Ma la libertà di stampa si misura da quante frottole un giornale sa inventare?

Post n°79 pubblicato il 21 Settembre 2016 da claudionegro50
 


Tripudio bipartisan della stampa antirenziana, di destra e di sinistra, alla pubblicazione dei dati trimestrali dell'Osservatorio INPS sulla precarietà:


“Il Jobs Act è tutto un flop: in 7 mesi giù le assunzioni” (Il Manifesto)

“Anche l'Inps certifica il fallimento del Jobs Act” (Il Tempo)

“Senza la droga di governo persi 76.000 posti” (La Verità)

e via così.


Il messaggio che viene comunicato è che l'occupazione diminuisce. Alla base di questi titoli si fa fatica a capire se ci sia più ignoranza (incapacità di comprendere i dati e i testi, problema peraltro diffusissimo in Italia come testimoniano le ricerche annuali PISA-OCSE sul grado di preparazione degli studenti) o più malafede (spacciare menzogne per verità, come sperimentato con successo dai tabloid inglesi con la Brexit).

Infatti l'occupazione non diminuisce, ma aumenta: in numeri assoluti dal gennaio 2014 al Luglio 2016 i lavoratori con contratto di lavoro subordinato sono aumentati di 600.000 unità.

Nello stesso periodo la variazione netta tra nuovi rapporti di lavoro e rapporti cessati è sempre stata positiva, e lo è anche per il primo semestre 2016: 804.000, di cui 76.000 a tempo indeterminato (vedi tab. 3 dell'Osservatorio INPS sul precariato, la stessa fonte “consultata” dai nostri tabloid).

Ciò che accade è cosa ben diversa dal calo dell'occupazione: è che l'occupazione aumenta a velocità inferiore a quanto ha fatto nel 2015.

Per capirci: i nuovi rapporti di lavoro avviati nel gennaio-luglio 2016 sono stati 3.428.000 contro 3.809.000 dello stesso periodo 2015, e le trasformazioni in contratto a tempo indeterminato 229.000 contro 329.000 (tab. 1 del medesimo infame Osservatorio).


Come mai rallenta la crescita dell'occupazione?
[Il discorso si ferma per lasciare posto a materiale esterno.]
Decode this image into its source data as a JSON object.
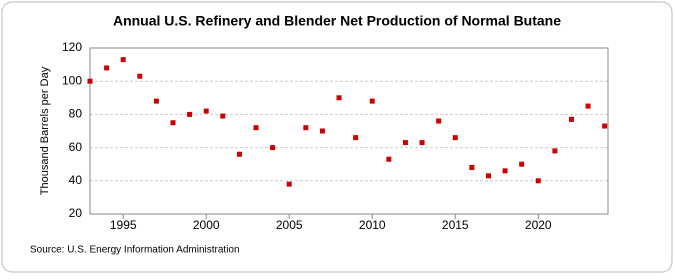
{
  "chart_data": {
    "type": "scatter",
    "title": "Annual U.S. Refinery and Blender Net Production of Normal Butane",
    "y_label": "Thousand Barrels per Day",
    "source": "Source: U.S. Energy Information Administration",
    "x": [
      1993,
      1994,
      1995,
      1996,
      1997,
      1998,
      1999,
      2000,
      2001,
      2002,
      2003,
      2004,
      2005,
      2006,
      2007,
      2008,
      2009,
      2010,
      2011,
      2012,
      2013,
      2014,
      2015,
      2016,
      2017,
      2018,
      2019,
      2020,
      2021,
      2022,
      2023,
      2024
    ],
    "series": [
      {
        "name": "Normal Butane",
        "color": "#cc0000",
        "values": [
          100,
          108,
          113,
          103,
          88,
          75,
          80,
          82,
          79,
          56,
          72,
          60,
          38,
          72,
          70,
          90,
          66,
          88,
          53,
          63,
          63,
          76,
          66,
          48,
          43,
          46,
          50,
          40,
          58,
          77,
          85,
          73
        ]
      }
    ],
    "xlim": [
      1993,
      2024.2
    ],
    "xticks": [
      1995,
      2000,
      2005,
      2010,
      2015,
      2020
    ],
    "ylim": [
      20,
      120
    ],
    "yticks": [
      20,
      40,
      60,
      80,
      100,
      120
    ],
    "grid": true
  }
}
Essenzialmente per tre ragioni, due delle quali previste e inevitabili:

1) nel 2015 le imprese che avevano intenzione di stabilizzare i contratti a tempo indeterminato lo hanno fatto, approfittando anche del bonus contributivo. In questo modo hanno in buona parte prosciugato lo stock dei contratti da trasformare e adesso le trasformazioni sono di meno. Infatti lo stock (per fortuna!) non si ricostituisce alla stessa velocità con la quale si svuota.
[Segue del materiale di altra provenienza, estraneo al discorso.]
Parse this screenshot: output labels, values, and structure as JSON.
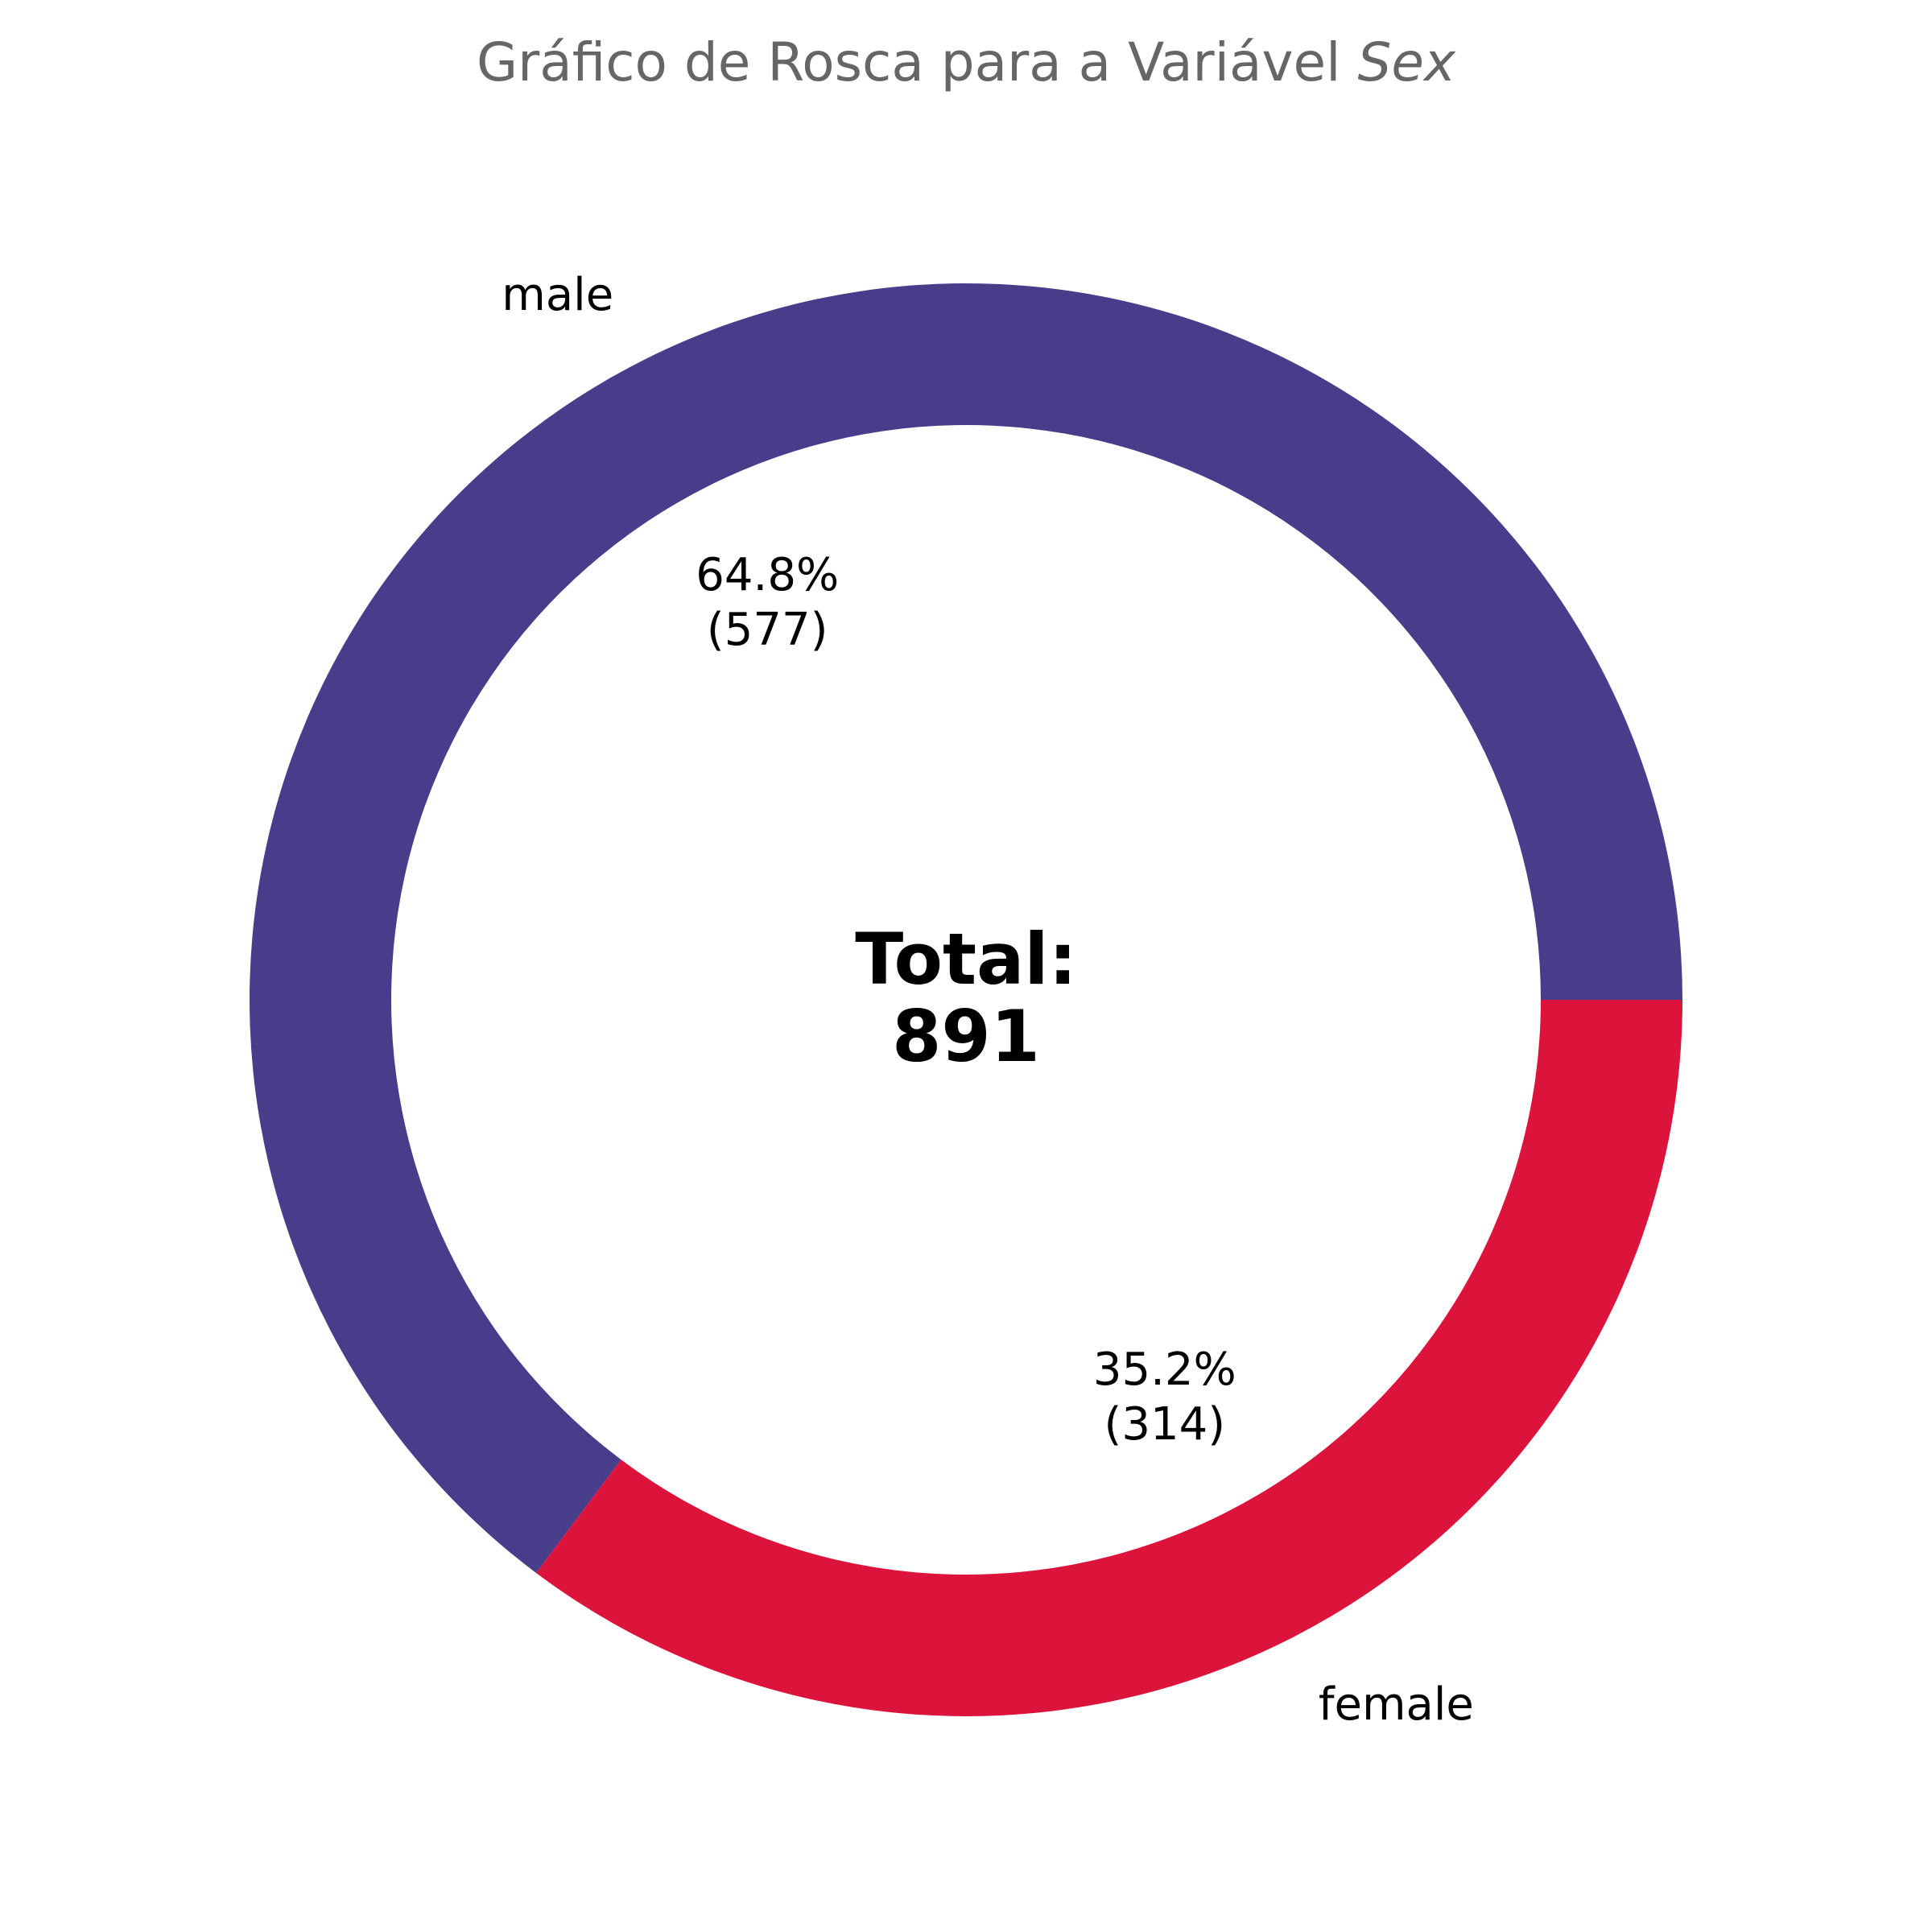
{
  "title": {
    "main": "Gráfico de Rosca para a Variável ",
    "variable": "Sex"
  },
  "center": {
    "label": "Total:",
    "value": "891"
  },
  "chart_data": {
    "type": "pie",
    "variant": "donut",
    "title": "Gráfico de Rosca para a Variável Sex",
    "categories": [
      "male",
      "female"
    ],
    "values": [
      577,
      314
    ],
    "percent_labels": [
      "64.8%",
      "35.2%"
    ],
    "count_labels": [
      "(577)",
      "(314)"
    ],
    "colors": [
      "#483D8B",
      "#DC143C"
    ],
    "total": 891,
    "start_angle_deg": 0,
    "direction": "counterclockwise"
  }
}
2) come il sindacato e le imprese hanno sempre detto, uno dei principali ostacoli all'occupazione (e tanto più a quella stabile) è il peso del cuneo fiscale contributivo. Con la forte decontribuzione attuata dal Governo per il 2015 le assunzioni a tempo indeterminato hanno decollato. Riducendosi la decontribuzione, e quindi ridimensionandosi il taglio al costo del lavoro, il tasso di aumento delle assunzioni diminuisce. Ma guarda un po'! Come volevasi dimostrare: avevamo ragione noi, direbbe un sindacalista che volesse fare il proprio mestiere e non quello di castigarenzi. Particolarmente significativo in proposito il titolo de “La Verità (?!?)”: senza la droga di governo persi 76.000 posti. E qui non riesci a distinguere se prevale l'ignorantaggine o la malafede: 76.000 sono i nuovi posti di lavoro a tempo indeterminato al netto di quelli cessati! Almeno imparare a leggere le tabelle…
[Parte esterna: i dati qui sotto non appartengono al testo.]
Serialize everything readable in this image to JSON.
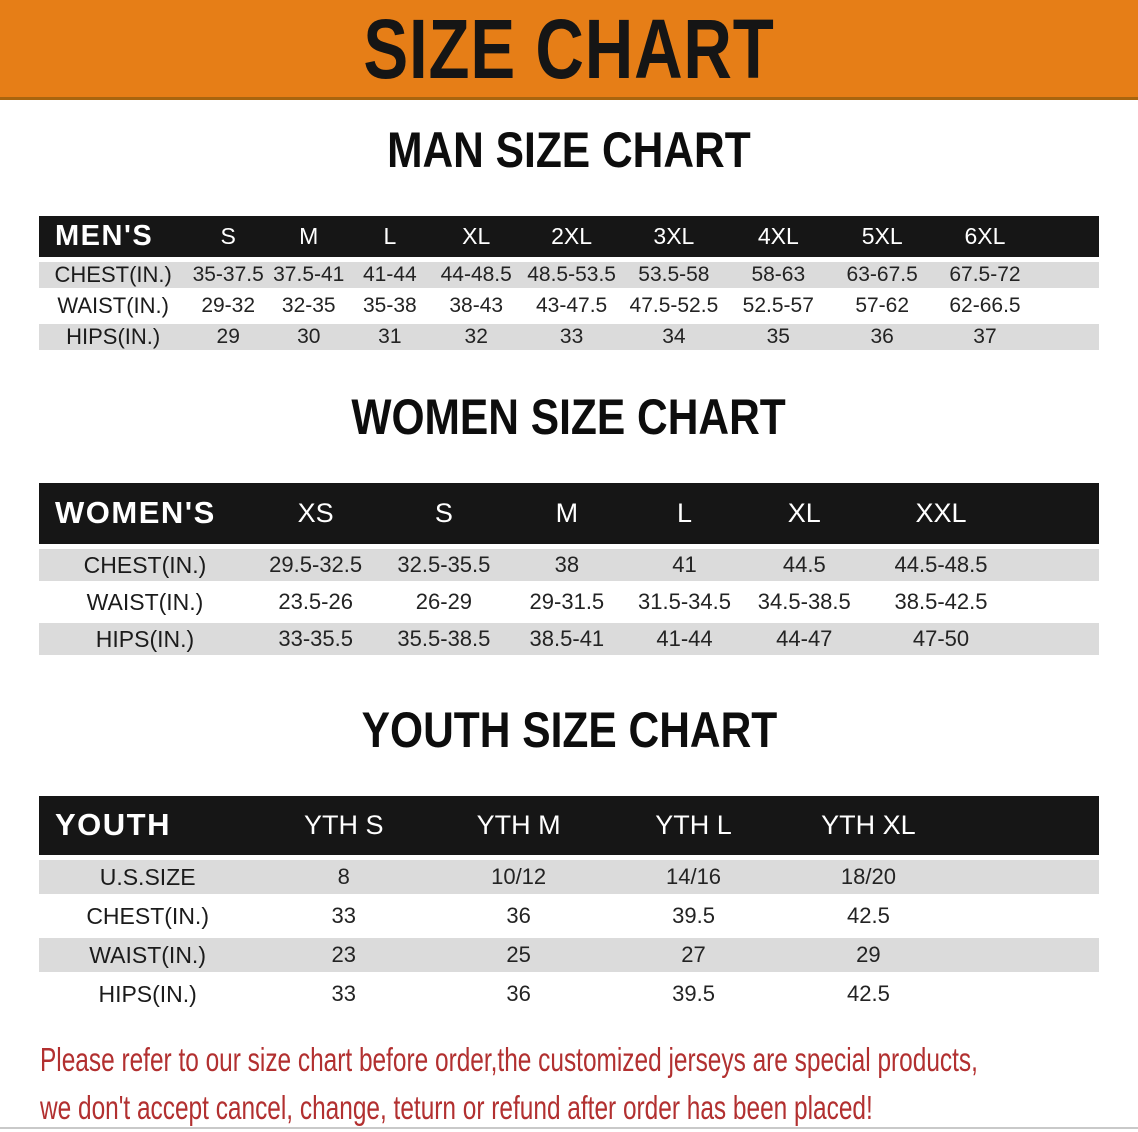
{
  "banner": {
    "title": "SIZE CHART"
  },
  "colors": {
    "banner-orange": "#E67E17",
    "header-black": "#161616",
    "row-gray": "#DBDBDB",
    "disclaimer-red": "#B23030"
  },
  "sections": [
    {
      "title": "MAN SIZE CHART",
      "header_label": "MEN'S",
      "columns": [
        "S",
        "M",
        "L",
        "XL",
        "2XL",
        "3XL",
        "4XL",
        "5XL",
        "6XL"
      ],
      "rows": [
        {
          "label": "CHEST(IN.)",
          "values": [
            "35-37.5",
            "37.5-41",
            "41-44",
            "44-48.5",
            "48.5-53.5",
            "53.5-58",
            "58-63",
            "63-67.5",
            "67.5-72"
          ]
        },
        {
          "label": "WAIST(IN.)",
          "values": [
            "29-32",
            "32-35",
            "35-38",
            "38-43",
            "43-47.5",
            "47.5-52.5",
            "52.5-57",
            "57-62",
            "62-66.5"
          ]
        },
        {
          "label": "HIPS(IN.)",
          "values": [
            "29",
            "30",
            "31",
            "32",
            "33",
            "34",
            "35",
            "36",
            "37"
          ]
        }
      ]
    },
    {
      "title": "WOMEN SIZE CHART",
      "header_label": "WOMEN'S",
      "columns": [
        "XS",
        "S",
        "M",
        "L",
        "XL",
        "XXL"
      ],
      "rows": [
        {
          "label": "CHEST(IN.)",
          "values": [
            "29.5-32.5",
            "32.5-35.5",
            "38",
            "41",
            "44.5",
            "44.5-48.5"
          ]
        },
        {
          "label": "WAIST(IN.)",
          "values": [
            "23.5-26",
            "26-29",
            "29-31.5",
            "31.5-34.5",
            "34.5-38.5",
            "38.5-42.5"
          ]
        },
        {
          "label": "HIPS(IN.)",
          "values": [
            "33-35.5",
            "35.5-38.5",
            "38.5-41",
            "41-44",
            "44-47",
            "47-50"
          ]
        }
      ]
    },
    {
      "title": "YOUTH SIZE CHART",
      "header_label": "YOUTH",
      "columns": [
        "YTH S",
        "YTH M",
        "YTH L",
        "YTH XL"
      ],
      "rows": [
        {
          "label": "U.S.SIZE",
          "values": [
            "8",
            "10/12",
            "14/16",
            "18/20"
          ]
        },
        {
          "label": "CHEST(IN.)",
          "values": [
            "33",
            "36",
            "39.5",
            "42.5"
          ]
        },
        {
          "label": "WAIST(IN.)",
          "values": [
            "23",
            "25",
            "27",
            "29"
          ]
        },
        {
          "label": "HIPS(IN.)",
          "values": [
            "33",
            "36",
            "39.5",
            "42.5"
          ]
        }
      ]
    }
  ],
  "disclaimer": {
    "line1": "Please refer to our size chart before order,the customized jerseys are special products,",
    "line2": "we don't accept cancel, change, teturn or refund after order has been placed!"
  }
}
C'è poi una terza ragione, nota anche se non inevitabile: l'occupazione non si può creare per legge (anche se nel Piano del Lavoro della CGIL pare far capolino questa convinzione, ma ne parleremo un'altra volta). Una buona riforma del Mercato del Lavoro può eliminare gli ostacoli che disincentivano le imprese dall'assumere; può creare le condizioni per cui le imprese siano più propense a tradurre le variazioni positive del ciclo economico in nuove assunzioni. Questo doveva fare e ha fatto il Jobs Act.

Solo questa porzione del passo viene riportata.